Masyarakat bisnis dan organisasi kemasyarakatan kita terutama tingkatan kelas


puncak,menengah (middle class) dan penyelia/supervisor yang dalam organisasi sebagai
penggerak, perlu secara berkesinambungan menyadari dan memahami perilaku etos kerja
bangsa-bangsa Asia Timur itu, khususnya nilai-nilai positif yang telah menjiwai budaya
produktivitas tinggi mereka. Artinya There is no end in learning and re-learning dalam
kelompok-kelompok lintas fungsional, baik dalam suasana kerja intern organisasi, maupun di
luar kungkungan/pasung organisasi saling berbagi (sharing) dalam membangun :

IQ (Intelligence Quotient), kesadaran dan kemampuan intelektual yang makin dibutuhkan setiap
anggota manajemen puncak, menengah sampai penyelia. Dengan demikian berkembanglah
pemahaman yang semakin matang bagi setiap manajer terhadap kebutuhan, tantangan dan
sasaran-sasaran organisasi ;

EQ (Emotional Quotient), belajar membangun dalam diri sikap positif pada kehidupan dan
kerjasama dengan pihak ketiga ;

TQ (Tenacity Quotient), perilaku ketekunan dalam menghadapi benturan-benturan (bumps)

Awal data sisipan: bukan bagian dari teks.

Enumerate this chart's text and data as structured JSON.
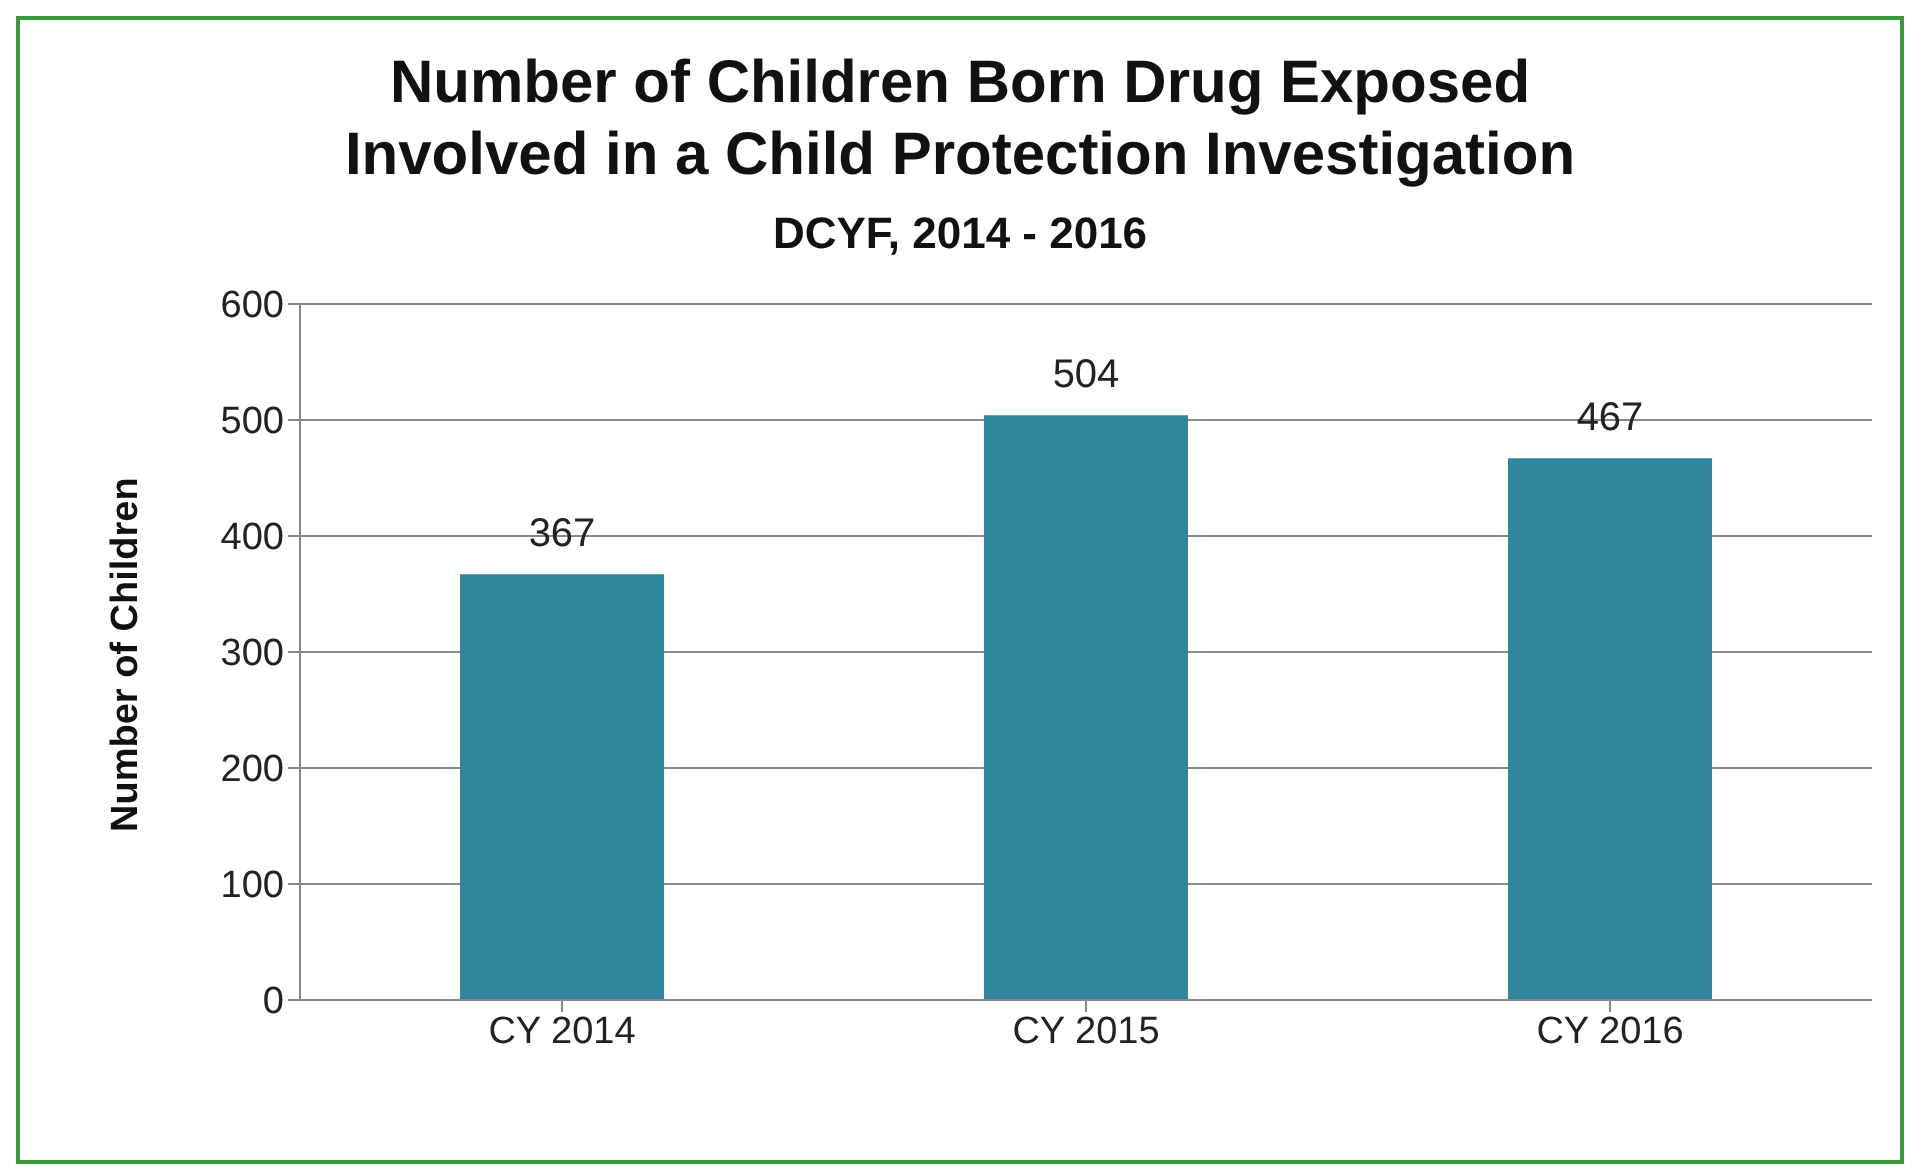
{
  "chart_data": {
    "type": "bar",
    "title": "Number of Children Born Drug Exposed Involved in a Child Protection Investigation",
    "subtitle": "DCYF, 2014 - 2016",
    "ylabel": "Number of Children",
    "categories": [
      "CY 2014",
      "CY 2015",
      "CY 2016"
    ],
    "values": [
      367,
      504,
      467
    ],
    "color": "#31859c",
    "ylim": [
      0,
      600
    ],
    "yticks": [
      0,
      100,
      200,
      300,
      400,
      500,
      600
    ],
    "grid": "y",
    "data_labels": true,
    "legend": false
  }
}
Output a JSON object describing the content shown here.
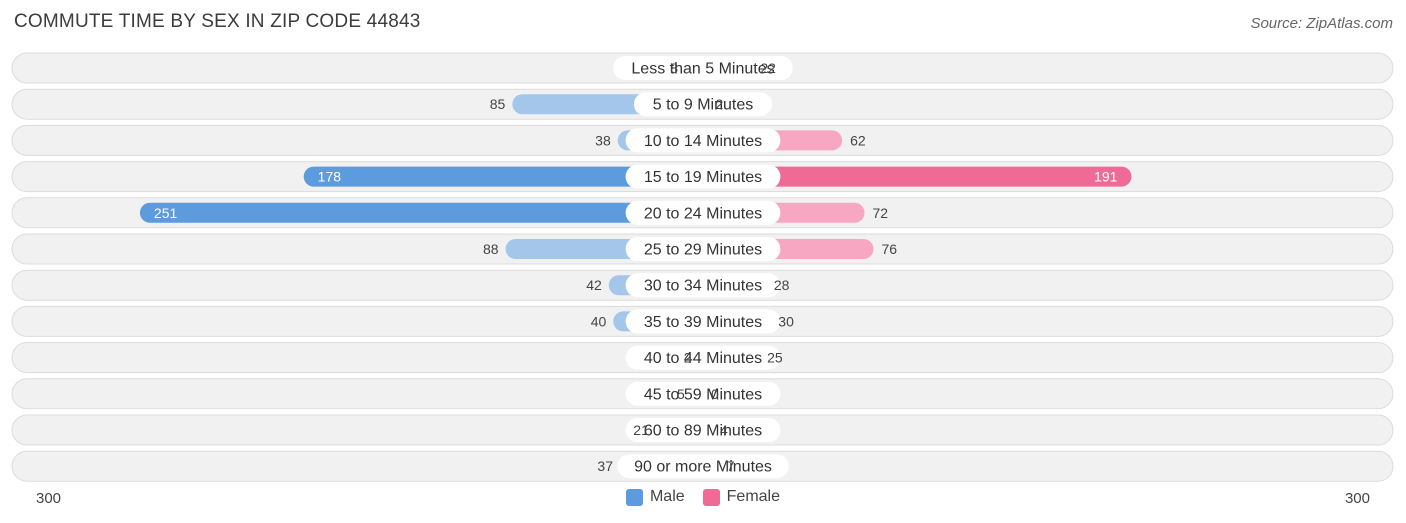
{
  "header": {
    "title": "COMMUTE TIME BY SEX IN ZIP CODE 44843",
    "source": "Source: ZipAtlas.com"
  },
  "axis": {
    "left_label": "300",
    "right_label": "300"
  },
  "legend": {
    "male_label": "Male",
    "female_label": "Female"
  },
  "colors": {
    "male_light": "#a4c6ea",
    "male_strong": "#5b9bde",
    "female_light": "#f7a7c1",
    "female_strong": "#f06a96",
    "row_bg": "#f1f1f1",
    "row_border": "#dcdcdc"
  },
  "chart_data": {
    "type": "bar",
    "orientation": "horizontal-diverging",
    "xlim": [
      -300,
      300
    ],
    "categories": [
      "Less than 5 Minutes",
      "5 to 9 Minutes",
      "10 to 14 Minutes",
      "15 to 19 Minutes",
      "20 to 24 Minutes",
      "25 to 29 Minutes",
      "30 to 34 Minutes",
      "35 to 39 Minutes",
      "40 to 44 Minutes",
      "45 to 59 Minutes",
      "60 to 89 Minutes",
      "90 or more Minutes"
    ],
    "series": [
      {
        "name": "Male",
        "values": [
          8,
          85,
          38,
          178,
          251,
          88,
          42,
          40,
          2,
          5,
          21,
          37
        ]
      },
      {
        "name": "Female",
        "values": [
          22,
          2,
          62,
          191,
          72,
          76,
          28,
          30,
          25,
          0,
          4,
          7
        ]
      }
    ],
    "legend_position": "bottom-center"
  }
}
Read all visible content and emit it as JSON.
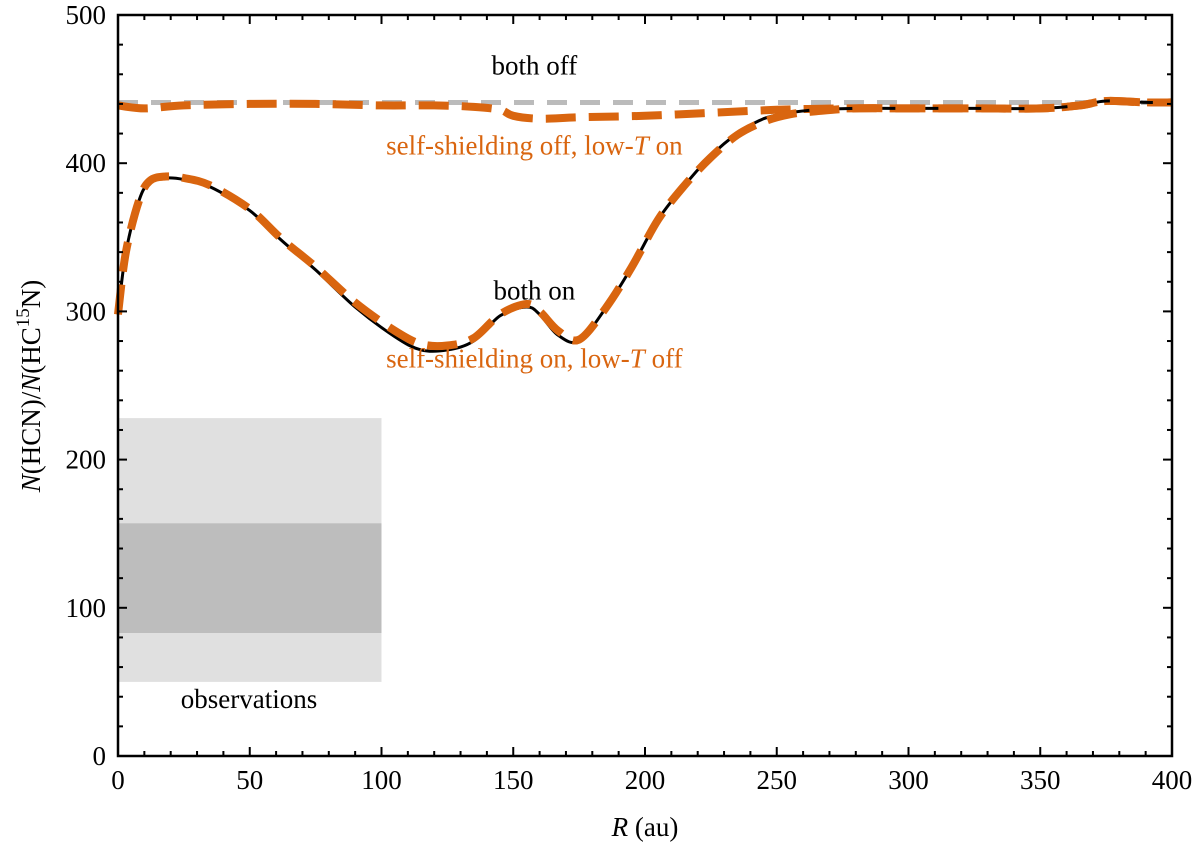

dalam menjalani hidup dan tidak mudah menjadi putus asa (depressed) karena harus menjalani
benturan itu. TQ sebagai pengertian, pernah diungkapkan oleh Yang Mianmian, Wakil Pimpinan
Industri Haier Group, 1992-an, dengan sikap ketenangan patience is a virtue , namun tetap
menghargai waktu, tidak tergesa-gesa tanpa kehilangan fokus dalam berstrategi..

Generasi muda Indonesia, baik yang sudah duduk dalam manajemen puncak/menengah,
demikian pula para penyelia/supervisor, perlu menarik pelajaran nyata dari semangat yang
menjiwai SDM ketiga bangsa tersebut. Artinya mereka perlu menghayati bahwa kesabaran
adalah suatu kebajikan (patience is a virtue) dengan menanggalkan segala ketergesaan yang
tidak keruan, dan yang mau mulai belajar kembali tanpa sikap curiga dan sifat bosan (*)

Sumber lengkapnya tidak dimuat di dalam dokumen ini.